From the author of Piggybook (1986), another powerful exploration
of the family scene with a similar family of four: massive, boorish
Dad, riding roughshod over everyone; quiet little Mum, a pained but
helpless observer; the narrator and his younger brother, endlessly
squabbling instead of looking at the caged animals they've come to
see. The surreal touches here are minimal - the odd reptilian foot
on a child or an animal head above a pin-striped suit suggest that
humans, too, are animals - but the extraordinary visual emphases
are telling: a faraway elephant is blocked by a rail; a rhino is
dwarfed by his glass-and-concrete enclosure; and while Dad looms,
huge and belligerent, the gorilla he resembles looks back with a
sad, far more intelligent gaze, and Mum and the quarreling boys are
seen through bars, as if caged.

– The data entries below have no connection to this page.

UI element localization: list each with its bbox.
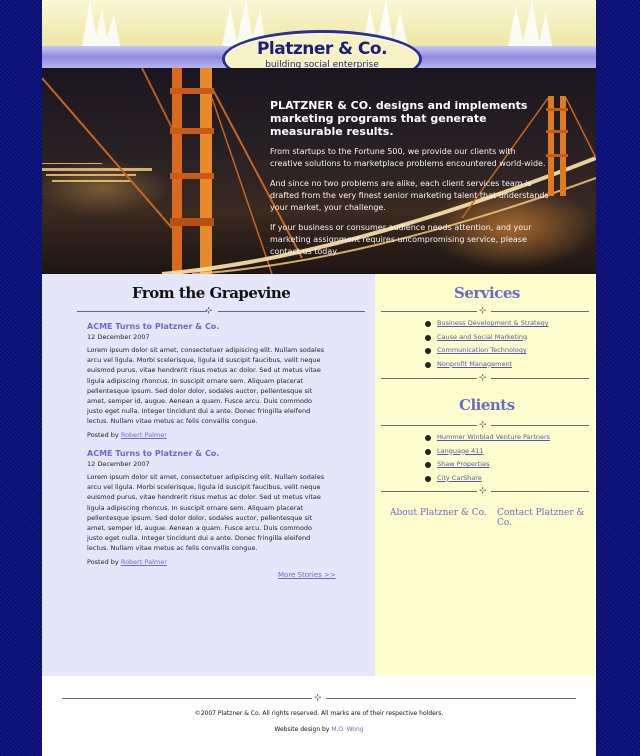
bullet-icon [425,334,431,341]
divider [218,311,365,312]
credit-prefix: Website design by [274,726,330,733]
contact-link[interactable]: Contact Platzner & Co. [497,508,596,528]
ornament-icon: ⊹ [479,420,487,430]
divider [491,311,589,312]
ornament-icon: ⊹ [205,306,213,316]
client-link[interactable]: Hummer Winblad Venture Partners [425,431,550,445]
footer-copyright: ©2007 Platzner & Co. All rights reserved… [194,710,444,717]
author-link[interactable]: Robert Palmer [121,431,167,439]
divider [326,698,576,699]
more-stories-link[interactable]: More Stories >> [278,571,336,579]
hero-headline: PLATZNER & CO. designs and implements ma… [270,99,528,138]
divider [381,378,477,379]
service-link[interactable]: Nonprofit Management [425,358,549,372]
divider [491,378,589,379]
client-link[interactable]: Language 411 [425,445,550,459]
grapevine-title: From the Grapevine [132,284,291,302]
footer: ⊹ ©2007 Platzner & Co. All rights reserv… [42,676,596,756]
bullet-icon [425,361,431,368]
divider [77,311,207,312]
article-byline: Posted by Robert Palmer [87,431,329,439]
page: Platzner & Co. building social enterpris… [42,0,596,756]
bullet-icon [425,475,431,482]
news-article: ACME Turns to Platzner & Co. 12 December… [87,449,329,566]
divider [381,425,477,426]
article-title[interactable]: ACME Turns to Platzner & Co. [87,449,329,458]
divider [381,311,477,312]
hero-paragraph: And since no two problems are alike, eac… [270,179,549,212]
grapevine-column: From the Grapevine ⊹ ACME Turns to Platz… [42,274,375,676]
news-article: ACME Turns to Platzner & Co. 12 December… [87,322,329,439]
hero-paragraph: From startups to the Fortune 500, we pro… [270,147,546,168]
bullet-icon [425,435,431,441]
services-title: Services [454,284,520,302]
article-date: 12 December 2007 [87,333,150,341]
article-body: Lorem ipsum dolor sit amet, consectetuer… [87,346,325,426]
service-link[interactable]: Communication Technology [425,344,549,358]
ornament-icon: ⊹ [479,373,487,383]
designer-link[interactable]: M.O. Wong [331,726,363,733]
hero-text: PLATZNER & CO. designs and implements ma… [270,99,550,266]
client-link[interactable]: City CarShare [425,472,550,486]
divider [491,491,589,492]
article-body: Lorem ipsum dolor sit amet, consectetuer… [87,473,325,553]
ornament-icon: ⊹ [479,306,487,316]
footer-credit: Website design by M.O. Wong [42,726,596,733]
divider [381,491,477,492]
hero-banner: PLATZNER & CO. designs and implements ma… [42,68,596,274]
divider [491,425,589,426]
bullet-icon [425,321,431,327]
logo-name: Platzner & Co. [256,39,388,59]
client-link[interactable]: Shaw Properties [425,458,550,472]
sidebar: Services ⊹ Business Development & Strate… [375,274,596,676]
service-link[interactable]: Business Development & Strategy [425,317,549,331]
about-link[interactable]: About Platzner & Co. [390,508,487,518]
clients-title: Clients [459,396,515,414]
author-link[interactable]: Robert Palmer [121,558,167,566]
bullet-icon [425,448,431,455]
posted-by-label: Posted by [87,430,119,439]
divider [62,698,312,699]
article-title[interactable]: ACME Turns to Platzner & Co. [87,322,329,331]
ornament-icon: ⊹ [479,486,487,496]
bullet-icon [425,348,431,354]
posted-by-label: Posted by [87,557,119,566]
service-link[interactable]: Cause and Social Marketing [425,331,549,345]
clients-list: Hummer Winblad Venture Partners Language… [425,431,550,485]
services-list: Business Development & Strategy Cause an… [425,317,549,371]
article-date: 12 December 2007 [87,460,150,468]
article-byline: Posted by Robert Palmer [87,558,329,566]
ornament-icon: ⊹ [314,693,322,703]
hero-paragraph: If your business or consumer audience ne… [270,223,532,256]
bullet-icon [425,462,431,468]
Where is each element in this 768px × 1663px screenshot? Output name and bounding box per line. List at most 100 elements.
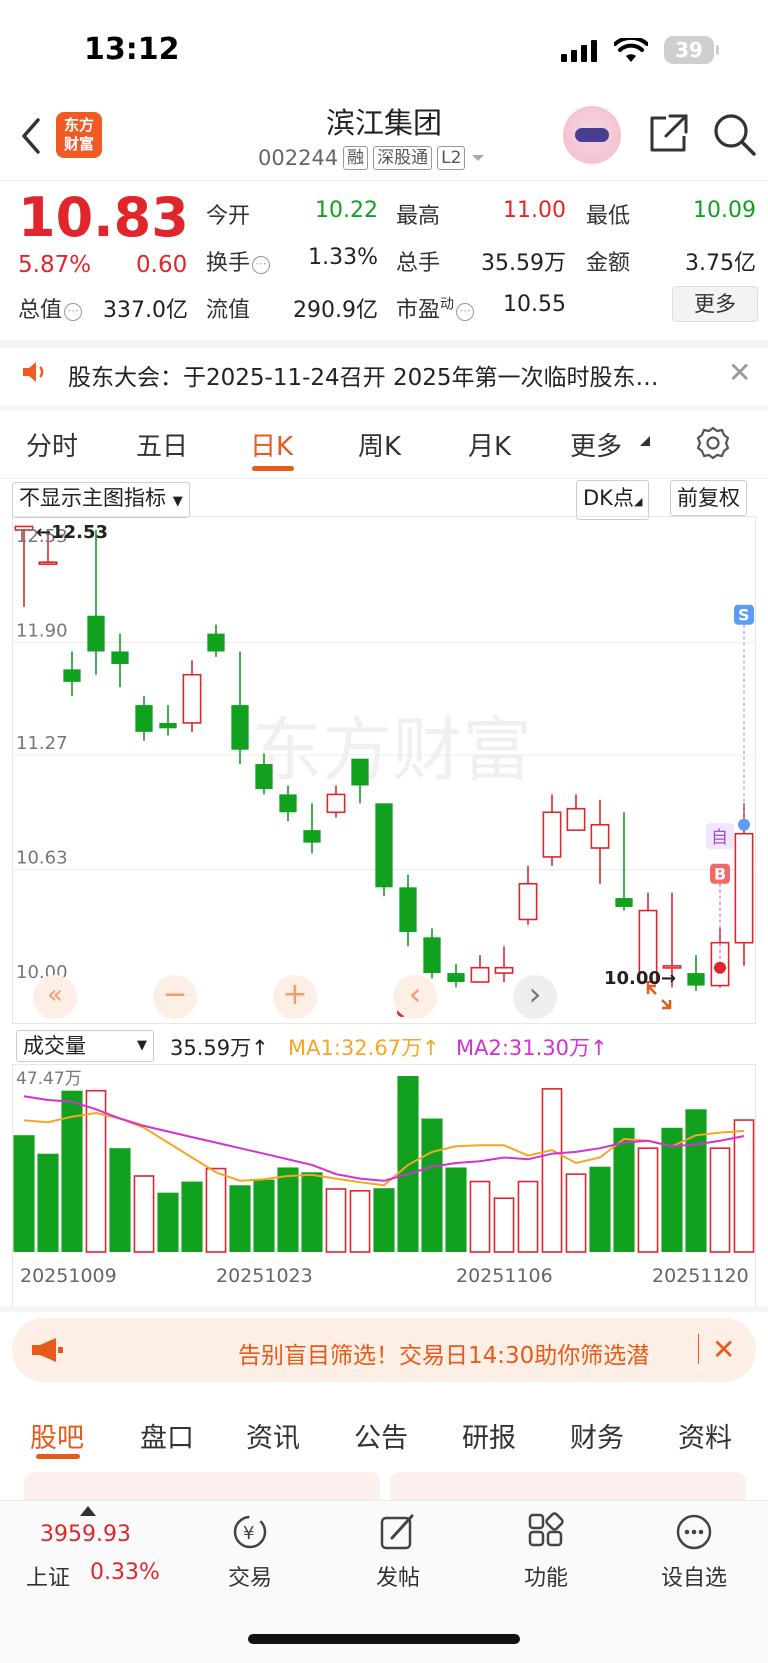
tag-level2: L2 [437, 146, 466, 170]
assistant-avatar[interactable] [563, 106, 621, 164]
gear-icon[interactable] [696, 426, 730, 460]
float-value-label: 流值 [206, 298, 251, 323]
turnover-label[interactable]: 换手 ⋯ [206, 245, 271, 277]
tab-profile[interactable]: 资料 [678, 1416, 732, 1455]
megaphone-icon [32, 1338, 63, 1362]
share-icon[interactable] [646, 112, 690, 156]
candle-body [63, 669, 81, 682]
tab-forum[interactable]: 股吧 [30, 1416, 84, 1455]
candle [542, 794, 562, 866]
stock-code-row[interactable]: 002244 融 深股通 L2 [258, 146, 486, 170]
status-time: 13:12 [84, 32, 180, 67]
chevron-down-icon [472, 155, 485, 161]
buy-marker-text: B [714, 865, 726, 884]
candle [135, 696, 153, 741]
candle [231, 651, 249, 765]
bottom-trade[interactable]: 交易 [200, 1560, 300, 1592]
candle [518, 865, 538, 925]
more-button[interactable]: 更多 [672, 286, 758, 322]
candle-body [351, 758, 369, 786]
tab-financials[interactable]: 财务 [570, 1416, 624, 1455]
volume-bar [277, 1167, 299, 1252]
tab-more[interactable]: 更多 [570, 426, 622, 463]
candle [566, 794, 586, 831]
change-percent: 5.87% [18, 252, 92, 278]
volume-indicator-select[interactable]: 成交量 ▼ [16, 1030, 154, 1062]
last-price: 10.83 [18, 186, 189, 249]
indicator-select[interactable]: 不显示主图指标 ▼ [12, 482, 190, 518]
candlestick-chart[interactable]: 东方财富 12.5311.9011.2710.6310.00←12.5310.0… [12, 516, 756, 1024]
y-tick-label: 11.90 [16, 621, 68, 642]
tab-monthly-k[interactable]: 月K [468, 426, 511, 463]
functions-icon[interactable] [526, 1512, 566, 1552]
signal-icon [561, 40, 597, 62]
x-tick-label: 20251009 [20, 1265, 117, 1287]
candle-body [111, 651, 129, 664]
tab-news[interactable]: 资讯 [246, 1416, 300, 1455]
y-tick-label: 10.63 [16, 847, 68, 868]
x-tick-label: 20251106 [456, 1265, 553, 1287]
volume-chart[interactable]: 47.47万 20251009 20251023 20251106 20251120 [12, 1064, 756, 1308]
candle [207, 624, 225, 657]
high-label: 最高 [396, 204, 441, 229]
float-value: 290.9亿 [293, 298, 378, 323]
volume-bar [157, 1192, 179, 1252]
volume-bar [709, 1147, 731, 1253]
candle-body [303, 830, 321, 843]
index-percent[interactable]: 0.33% [90, 1560, 160, 1585]
tab-five-day[interactable]: 五日 [136, 426, 188, 463]
volume-bar [349, 1190, 371, 1253]
promo-text[interactable]: 告别盲目筛选！交易日14:30助你筛选潜 [238, 1336, 649, 1370]
tab-intraday[interactable]: 分时 [26, 426, 78, 463]
total-value: 337.0亿 [103, 298, 188, 323]
prev-button[interactable]: ‹ [393, 975, 437, 1019]
dk-select[interactable]: DK点◢ [576, 480, 650, 520]
tab-orderbook[interactable]: 盘口 [140, 1416, 194, 1455]
candle-body [494, 966, 514, 974]
adjust-select[interactable]: 前复权 [670, 480, 747, 516]
volume-bar [733, 1119, 755, 1253]
candle-body [279, 794, 297, 813]
expand-icon[interactable] [644, 982, 674, 1012]
search-icon[interactable] [712, 112, 758, 158]
candle [303, 803, 321, 854]
index-name[interactable]: 上证 [26, 1560, 70, 1592]
volume-bar [517, 1180, 539, 1253]
candle [423, 928, 441, 979]
zoom-in-button[interactable]: + [273, 975, 317, 1019]
trade-icon[interactable]: ¥ [230, 1512, 270, 1552]
amount-label: 金额 [586, 251, 631, 276]
candle-body [231, 705, 249, 750]
candle [87, 530, 105, 675]
index-value[interactable]: 3959.93 [40, 1522, 131, 1547]
zoom-out-button[interactable]: − [153, 975, 197, 1019]
notice-text[interactable]: 股东大会：于2025-11-24召开 2025年第一次临时股东大会 [68, 358, 678, 392]
tab-announcements[interactable]: 公告 [354, 1416, 408, 1455]
candle [399, 874, 417, 947]
x-tick-label: 20251120 [652, 1265, 749, 1287]
more-dots-icon[interactable] [674, 1512, 714, 1552]
tab-research[interactable]: 研报 [462, 1416, 516, 1455]
up-arrow-icon [80, 1506, 96, 1516]
bottom-functions[interactable]: 功能 [496, 1560, 596, 1592]
bottom-add-watchlist[interactable]: 设自选 [644, 1560, 744, 1592]
rewind-button[interactable]: « [33, 975, 77, 1019]
candle-body [687, 973, 705, 986]
banner-close-icon[interactable]: ✕ [712, 1333, 735, 1366]
tab-weekly-k[interactable]: 周K [358, 426, 401, 463]
candle-body [375, 803, 393, 888]
next-button[interactable]: › [513, 975, 557, 1019]
pe-label[interactable]: 市盈动 ⋯ [396, 292, 475, 324]
bottom-post[interactable]: 发帖 [348, 1560, 448, 1592]
tab-daily-k[interactable]: 日K [250, 426, 293, 463]
candle-body [255, 764, 273, 790]
wifi-icon [614, 38, 648, 62]
close-icon[interactable]: ✕ [728, 356, 751, 389]
tab-active-indicator [252, 466, 294, 471]
post-icon[interactable] [378, 1512, 418, 1552]
tag-margin: 融 [343, 146, 369, 170]
candle-body [447, 973, 465, 982]
candle-body [326, 793, 346, 814]
candle-body [38, 561, 58, 565]
total-value-label[interactable]: 总值 ⋯ [18, 292, 83, 324]
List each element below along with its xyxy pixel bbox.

The simple, childlike narration
rings painfully true; the one note of hope is a query suggesting
that the zoo visit has aroused curiosity, if not sensitivity: "Do
you think animals have dreams?" It's a bleak portrait: these boys,
as trapped in their family as the animals are in the zoo, are well
on their way to growing up to be just like Dad. As usual, Browne's
elegant, sharply satirical art is exquisitely designed and painted.
A provocative look at the darker side of family dynamics. (Kirkus
Reviews)
Two brothers and their parents spend a day at the zoo, looking at the animals in the cages - or is it that the animals are watching the visitors? This winner of the 1993 Kate Greenaway Medal is a teasing examination of the relationship between man and animals, and the role of zoos.